I stood in the piazza, reading by the light of a brazier as the sky darkened to night. Around me, the pavements began to get busier as people made their way to taverns or chop houses to find a bite to eat, a bowl to drink, and a friendly companion for the evening. I let them pass as they jostled, scanning the words as fast as I could, wondering what Davenport made of it. If he had read it yet.
The pamphlet was suddenly snatched out of my hands and thrown onto the fire.
‘Hey, I was reading that!’
‘You shouldn’t waste your time on scandal rags. They slow your wits.’
His face, in the red glow of the fire, was angry.
‘I thought I should know what he was saying, Mr Davenport. I was concerned for Lady Hawbridge especially.’
‘Mr Fielding is furious.’
He wasn’t the only one. I had never seen him so ugly.
‘Mr Fielding will recover,’ I said, trying to soothe as best I could.
Simmot’s words were unkind as well as untrue, but they reflected what many people said of Fielding’s men – that they weren’t worth what they were paid.
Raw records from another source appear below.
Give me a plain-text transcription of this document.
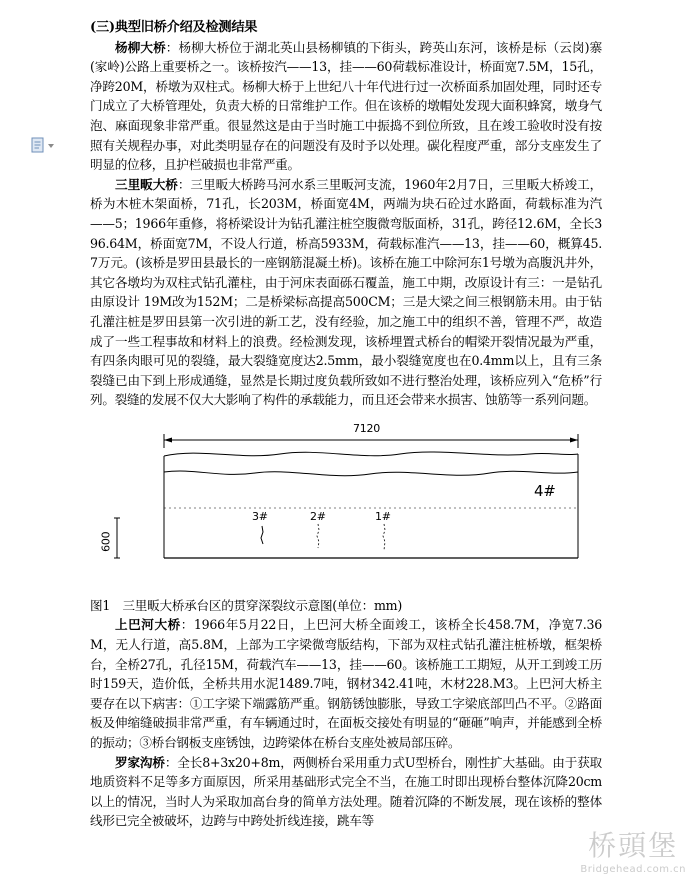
(三)典型旧桥介绍及检测结果

杨柳大桥：杨柳大桥位于湖北英山县杨柳镇的下街头，跨英山东河，该桥是标（云岗)寨(家岭)公路上重要桥之一。该桥按汽——13，挂——60荷载标准设计，桥面宽7.5M，15孔，净跨20M，桥墩为双柱式。杨柳大桥于上世纪八十年代进行过一次桥面系加固处理，同时还专门成立了大桥管理处，负责大桥的日常维护工作。但在该桥的墩帽处发现大面积蜂窝，墩身气泡、麻面现象非常严重。很显然这是由于当时施工中振捣不到位所致，且在竣工验收时没有按照有关规程办事，对此类明显存在的问题没有及时予以处理。碳化程度严重，部分支座发生了明显的位移，且护栏破损也非常严重。

三里畈大桥：三里畈大桥跨马河水系三里畈河支流，1960年2月7日，三里畈大桥竣工，桥为木桩木架面桥，71孔，长203M，桥面宽4M，两端为块石砼过水路面，荷载标准为汽——5；1966年重修，将桥梁设计为钻孔灌注桩空腹微弯版面桥，31孔，跨径12.6M，全长396.64M，桥面宽7M，不设人行道，桥高5933M，荷载标准汽——13，挂——60，概算45.7万元。(该桥是罗田县最长的一座钢筋混凝土桥)。该桥在施工中除河东1号墩为高腹汎井外，其它各墩均为双柱式钻孔灌柱，由于河床表面砾石覆盖，施工中期，改原设计有三：一是钻孔由原设计 19M改为152M；二是桥梁标高提高500CM；三是大梁之间三根钢筋未用。由于钻孔灌注桩是罗田县第一次引进的新工艺，没有经验，加之施工中的组织不善，管理不严，故造成了一些工程事故和材料上的浪费。经检测发现，该桥埋置式桥台的帽梁开裂情况最为严重，有四条肉眼可见的裂缝，最大裂缝宽度达2.5mm，最小裂缝宽度也在0.4mm以上，且有三条裂缝已由下到上形成通缝，显然是长期过度负载所致如不进行整治处理，该桥应列入“危桥”行列。裂缝的发展不仅大大影响了构件的承载能力，而且还会带来水损害、蚀筋等一系列问题。

7120
600
4#
3#	2#	1#

图1　三里畈大桥承台区的贯穿深裂纹示意图(单位：mm)

上巴河大桥：1966年5月22日，上巴河大桥全面竣工，该桥全长458.7M，净宽7.36M，无人行道，高5.8M，上部为工字梁微弯版结构，下部为双柱式钻孔灌注桩桥墩，框架桥台，全桥27孔，孔径15M，荷载汽车——13，挂——60。该桥施工工期短，从开工到竣工历时159天，造价低，全桥共用水泥1489.7吨，钢材342.41吨，木材228.M3。上巴河大桥主要存在以下病害：①工字梁下端露筋严重。钢筋锈蚀膨胀，导致工字梁底部凹凸不平。②路面板及伸缩缝破损非常严重，有车辆通过时，在面板交接处有明显的“砸砸”响声，并能感到全桥的振动；③桥台钢板支座锈蚀，边跨梁体在桥台支座处被局部压碎。

罗家沟桥：全长8+3x20+8m，两侧桥台采用重力式U型桥台，刚性扩大基础。由于获取地质资料不足等多方面原因，所采用基础形式完全不当，在施工时即出现桥台整体沉降20cm以上的情况，当时人为采取加高台身的简单方法处理。随着沉降的不断发展，现在该桥的整体线形已完全被破坏，边跨与中跨处折线连接，跳车等

桥頭堡
Bridgehead.com.cn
If they failed to discover who had murdered an earl, only a street away from the magistrate’s house, how could they be trusted to clear the city of crime?
‘Mr Simmot has, I think, stopped handing out his sheets.’ I said, laying a hand on his arm.
He shook me off, bristling still.
‘He ran away when he saw Snowy and me. Dropped a pile of them and ran. He’s a coward as well as an evil little bastard.’
I wasn’t surprised he ran if Davenport and Snowy showed up, armed and raging.
‘And where did you go, after church?’ He snapped at me. ‘I wanted to speak with you, and you skipped off.’
It would do no good to remind him that I was not a servant at his beck and call – not when he was in such a savage mood.
‘I went to Hawbridge House with two of Lady Hawbridge’s maids.’